If all these secretaries were committed to ending the backlog, why are so many veterans still stuck in it? Our leaders from the top to each claims rater have not been held accountable.
A chief role of leaders in the veterans community is holding our government responsible for serving the needs of veterans and their families. This accountability must start at the top, with the Commander-in-Chief and the Secretary of the VA. They are ultimately responsible for delivering results to the many veterans stuck in the VA disability benefits backlog. But accountability also must extend to each regional office and every claims rater if we are to bring about the lasting change our vets need.
Secretary Shinseki gave advocates and Congress a powerful tool to judge progress in ending the VA backlog by setting the ambitious goal of processing all claims in less than 125 days with a 98 percent accuracy rate by the end of 2015. To his credit, that promise and the renewed focus from Secretary Shinseki himself, started a wave of much needed reforms at the VA that have made a difference in the backlog.
Right now, the existing metrics show that the VA is not moving fast enough. At the VFW's 2012 national convention, Secretary Shinseki reported that he intended to return to the 2013 summer conference to report, "just 40 percent of claims will be older than 125 days." Days after the 2013 conference, almost 65 percent of pending disability claims were backlogged. In early September, 62 percent of claims are backlogged. If these aren't the benchmarks the VA is using to measure its success, veterans need to know what they should look for.
While leaders at the top must set the tone, accountability must reaches all levels that have an impact on the VA disability claims process. A strong national strategy will only work if Regional Directors are committed to implementing it effectively at their regional offices. Right now there are few to no measures in place that ensure VA Directors are implementing national initiatives.
But it doesn’t stop at management. We also need every claims rater to be held accountable for their productivity. Claims raters must be evaluated by both by the number of claims they process and by the accuracy of their ratings. While speed is important, appeals resulting from bad ratings can leave a veteran waiting for more than two years for the benefits that they have earned. We need a new system to evaluate claims processors that is focused on the end result for a veteran, measuring both accuracy and speed.

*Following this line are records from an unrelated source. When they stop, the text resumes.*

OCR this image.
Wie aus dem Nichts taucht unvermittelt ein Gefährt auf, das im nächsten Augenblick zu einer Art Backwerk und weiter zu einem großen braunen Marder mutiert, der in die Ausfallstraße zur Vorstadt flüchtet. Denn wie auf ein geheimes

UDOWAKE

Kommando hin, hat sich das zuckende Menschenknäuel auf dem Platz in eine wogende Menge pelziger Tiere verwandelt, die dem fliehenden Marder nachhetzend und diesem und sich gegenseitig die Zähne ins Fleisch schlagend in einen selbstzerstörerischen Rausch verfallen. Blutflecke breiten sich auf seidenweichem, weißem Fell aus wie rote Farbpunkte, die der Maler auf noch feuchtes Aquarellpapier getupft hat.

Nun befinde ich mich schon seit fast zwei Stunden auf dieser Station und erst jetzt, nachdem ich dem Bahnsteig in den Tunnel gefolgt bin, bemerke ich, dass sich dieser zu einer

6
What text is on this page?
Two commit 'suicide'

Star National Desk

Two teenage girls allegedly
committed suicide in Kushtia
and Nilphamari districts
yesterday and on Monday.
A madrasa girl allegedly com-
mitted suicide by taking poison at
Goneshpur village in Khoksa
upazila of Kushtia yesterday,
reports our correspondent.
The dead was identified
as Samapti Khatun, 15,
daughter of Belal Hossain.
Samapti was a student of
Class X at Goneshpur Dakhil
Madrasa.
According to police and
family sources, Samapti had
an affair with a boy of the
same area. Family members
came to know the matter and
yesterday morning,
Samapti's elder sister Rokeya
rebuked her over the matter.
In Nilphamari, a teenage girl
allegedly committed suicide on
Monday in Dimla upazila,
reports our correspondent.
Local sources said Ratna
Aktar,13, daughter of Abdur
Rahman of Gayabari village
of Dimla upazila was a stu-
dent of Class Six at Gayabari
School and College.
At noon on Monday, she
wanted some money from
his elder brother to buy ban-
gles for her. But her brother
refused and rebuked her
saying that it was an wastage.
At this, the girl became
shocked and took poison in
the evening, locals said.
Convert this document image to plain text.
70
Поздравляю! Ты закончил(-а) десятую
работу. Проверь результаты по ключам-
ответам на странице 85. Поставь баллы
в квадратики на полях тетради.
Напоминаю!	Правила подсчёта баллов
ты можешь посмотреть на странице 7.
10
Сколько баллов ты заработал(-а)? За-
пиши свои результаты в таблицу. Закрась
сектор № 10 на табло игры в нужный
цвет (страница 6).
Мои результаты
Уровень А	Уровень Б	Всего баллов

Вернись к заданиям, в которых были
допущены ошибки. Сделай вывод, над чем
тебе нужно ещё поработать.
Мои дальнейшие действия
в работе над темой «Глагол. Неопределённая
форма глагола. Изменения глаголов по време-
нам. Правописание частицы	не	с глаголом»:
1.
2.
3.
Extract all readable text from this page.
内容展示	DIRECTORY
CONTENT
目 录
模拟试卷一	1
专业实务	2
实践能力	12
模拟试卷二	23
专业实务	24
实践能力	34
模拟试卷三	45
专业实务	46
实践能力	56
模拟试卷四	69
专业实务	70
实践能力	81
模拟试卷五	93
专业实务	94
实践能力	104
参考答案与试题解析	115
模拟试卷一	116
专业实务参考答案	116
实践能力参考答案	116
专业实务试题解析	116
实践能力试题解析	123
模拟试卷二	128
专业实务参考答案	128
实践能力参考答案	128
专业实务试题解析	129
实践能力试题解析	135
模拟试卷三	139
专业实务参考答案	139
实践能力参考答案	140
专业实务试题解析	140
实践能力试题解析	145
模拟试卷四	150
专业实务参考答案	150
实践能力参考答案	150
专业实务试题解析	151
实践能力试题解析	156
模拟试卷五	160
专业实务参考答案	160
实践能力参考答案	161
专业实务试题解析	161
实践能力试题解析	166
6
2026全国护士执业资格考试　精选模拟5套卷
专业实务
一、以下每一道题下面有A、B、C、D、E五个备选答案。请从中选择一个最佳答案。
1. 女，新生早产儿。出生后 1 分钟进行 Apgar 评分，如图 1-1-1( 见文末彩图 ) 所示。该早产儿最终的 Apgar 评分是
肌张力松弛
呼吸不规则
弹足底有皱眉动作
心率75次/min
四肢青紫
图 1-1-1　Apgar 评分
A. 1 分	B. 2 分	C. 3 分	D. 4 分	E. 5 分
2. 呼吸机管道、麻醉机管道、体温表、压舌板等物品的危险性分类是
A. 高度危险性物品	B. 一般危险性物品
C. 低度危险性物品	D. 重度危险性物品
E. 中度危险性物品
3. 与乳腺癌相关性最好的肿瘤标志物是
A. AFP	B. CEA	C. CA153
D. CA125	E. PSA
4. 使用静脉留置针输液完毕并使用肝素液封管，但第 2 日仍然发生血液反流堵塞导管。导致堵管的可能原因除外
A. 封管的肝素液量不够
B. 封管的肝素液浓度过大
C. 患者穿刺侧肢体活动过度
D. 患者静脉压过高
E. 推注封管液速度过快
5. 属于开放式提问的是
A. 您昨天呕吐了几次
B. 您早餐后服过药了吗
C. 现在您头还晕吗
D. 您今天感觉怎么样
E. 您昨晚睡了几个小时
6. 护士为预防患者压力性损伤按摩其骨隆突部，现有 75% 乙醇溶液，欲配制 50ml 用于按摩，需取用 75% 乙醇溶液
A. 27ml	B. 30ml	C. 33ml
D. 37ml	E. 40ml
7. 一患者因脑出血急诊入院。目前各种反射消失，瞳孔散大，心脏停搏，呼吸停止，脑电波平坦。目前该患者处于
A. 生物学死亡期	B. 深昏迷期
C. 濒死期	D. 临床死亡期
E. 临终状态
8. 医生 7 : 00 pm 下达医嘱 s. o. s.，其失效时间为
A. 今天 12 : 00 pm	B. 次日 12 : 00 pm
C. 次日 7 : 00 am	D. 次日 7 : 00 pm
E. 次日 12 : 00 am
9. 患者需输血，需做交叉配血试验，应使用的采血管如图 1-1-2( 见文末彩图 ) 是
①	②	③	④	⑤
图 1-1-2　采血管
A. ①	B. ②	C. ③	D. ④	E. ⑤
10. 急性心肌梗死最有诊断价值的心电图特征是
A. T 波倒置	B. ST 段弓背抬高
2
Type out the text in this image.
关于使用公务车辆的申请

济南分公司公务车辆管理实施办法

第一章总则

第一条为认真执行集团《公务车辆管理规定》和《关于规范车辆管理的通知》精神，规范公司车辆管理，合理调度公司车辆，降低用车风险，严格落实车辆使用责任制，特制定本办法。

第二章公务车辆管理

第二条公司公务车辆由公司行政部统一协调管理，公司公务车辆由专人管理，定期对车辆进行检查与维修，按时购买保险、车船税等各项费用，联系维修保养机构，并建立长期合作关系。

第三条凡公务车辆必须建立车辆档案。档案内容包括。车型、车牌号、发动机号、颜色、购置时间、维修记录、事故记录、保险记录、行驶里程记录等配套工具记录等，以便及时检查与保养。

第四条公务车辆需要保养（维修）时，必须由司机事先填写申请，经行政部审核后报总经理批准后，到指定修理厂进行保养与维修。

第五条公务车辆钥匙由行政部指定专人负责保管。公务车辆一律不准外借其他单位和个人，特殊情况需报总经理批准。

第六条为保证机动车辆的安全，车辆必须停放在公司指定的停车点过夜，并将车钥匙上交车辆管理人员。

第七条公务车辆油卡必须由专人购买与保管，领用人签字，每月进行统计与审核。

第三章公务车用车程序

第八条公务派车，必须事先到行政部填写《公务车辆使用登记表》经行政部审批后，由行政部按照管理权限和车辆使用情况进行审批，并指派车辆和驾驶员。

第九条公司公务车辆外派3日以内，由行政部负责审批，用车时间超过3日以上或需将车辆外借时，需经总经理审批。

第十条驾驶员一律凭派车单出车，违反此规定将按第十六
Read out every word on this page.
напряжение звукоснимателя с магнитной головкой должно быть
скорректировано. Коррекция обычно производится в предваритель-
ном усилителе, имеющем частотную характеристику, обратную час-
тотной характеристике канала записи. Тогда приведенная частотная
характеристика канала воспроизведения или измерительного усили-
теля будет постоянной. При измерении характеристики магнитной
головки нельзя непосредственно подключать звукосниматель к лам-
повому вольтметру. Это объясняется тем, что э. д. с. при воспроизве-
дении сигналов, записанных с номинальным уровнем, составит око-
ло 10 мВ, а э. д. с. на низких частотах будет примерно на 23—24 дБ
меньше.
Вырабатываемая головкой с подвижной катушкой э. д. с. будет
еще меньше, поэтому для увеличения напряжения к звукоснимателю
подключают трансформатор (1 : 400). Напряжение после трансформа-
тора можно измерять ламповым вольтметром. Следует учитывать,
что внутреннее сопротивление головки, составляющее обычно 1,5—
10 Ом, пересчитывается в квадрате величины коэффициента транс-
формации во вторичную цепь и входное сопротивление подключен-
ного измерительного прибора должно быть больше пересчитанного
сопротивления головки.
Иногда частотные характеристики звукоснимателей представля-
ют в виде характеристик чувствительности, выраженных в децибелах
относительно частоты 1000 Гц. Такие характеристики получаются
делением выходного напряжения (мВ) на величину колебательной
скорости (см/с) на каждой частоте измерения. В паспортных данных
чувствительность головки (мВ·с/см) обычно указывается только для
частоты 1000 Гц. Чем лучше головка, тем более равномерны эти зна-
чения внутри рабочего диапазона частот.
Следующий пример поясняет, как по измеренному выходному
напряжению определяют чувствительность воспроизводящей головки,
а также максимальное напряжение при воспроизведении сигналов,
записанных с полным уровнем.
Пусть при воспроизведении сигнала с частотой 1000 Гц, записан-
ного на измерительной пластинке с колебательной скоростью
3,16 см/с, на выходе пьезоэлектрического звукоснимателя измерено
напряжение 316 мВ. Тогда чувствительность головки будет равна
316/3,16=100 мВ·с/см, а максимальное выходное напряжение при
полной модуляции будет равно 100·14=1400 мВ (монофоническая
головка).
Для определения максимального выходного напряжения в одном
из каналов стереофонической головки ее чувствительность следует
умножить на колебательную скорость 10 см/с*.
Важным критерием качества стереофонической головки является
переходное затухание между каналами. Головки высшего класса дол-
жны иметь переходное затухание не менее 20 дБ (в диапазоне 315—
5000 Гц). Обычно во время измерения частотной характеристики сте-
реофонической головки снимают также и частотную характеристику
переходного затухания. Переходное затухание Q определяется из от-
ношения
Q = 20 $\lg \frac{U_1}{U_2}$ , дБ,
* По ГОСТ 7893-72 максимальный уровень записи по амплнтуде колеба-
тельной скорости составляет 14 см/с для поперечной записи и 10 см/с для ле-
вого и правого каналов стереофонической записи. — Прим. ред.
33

At the same time, if they are going to be held accountable, claims raters need to have the tools to succeed. They need strong training programs where the cream of the crop mentors inexperienced claims raters. The newly formed Quality Review Teams should be staffed with experienced claims raters who can partner with managers and claims raters to help struggling employees succeed and teach best practices to employees in VA centers across the country.
Accountability is not about calling for resignations or firing employees. It is about creating an organization focused on results and transparency for its constituents, building a community that incentivizes good work and disincentivizes bad work, and encouraging and giving every employee the resources to achieve a shared mission.
The bottom line is whether the VA delivers results to veterans who need its services. For too long, we’ve accepted a broken system. Now we need every level of the VA to adopt a sense of accountability and responsibility that will ensure support for our nation’s heroes.
O'Gorman is political director for Iraq and Afghanistan Veterans of America.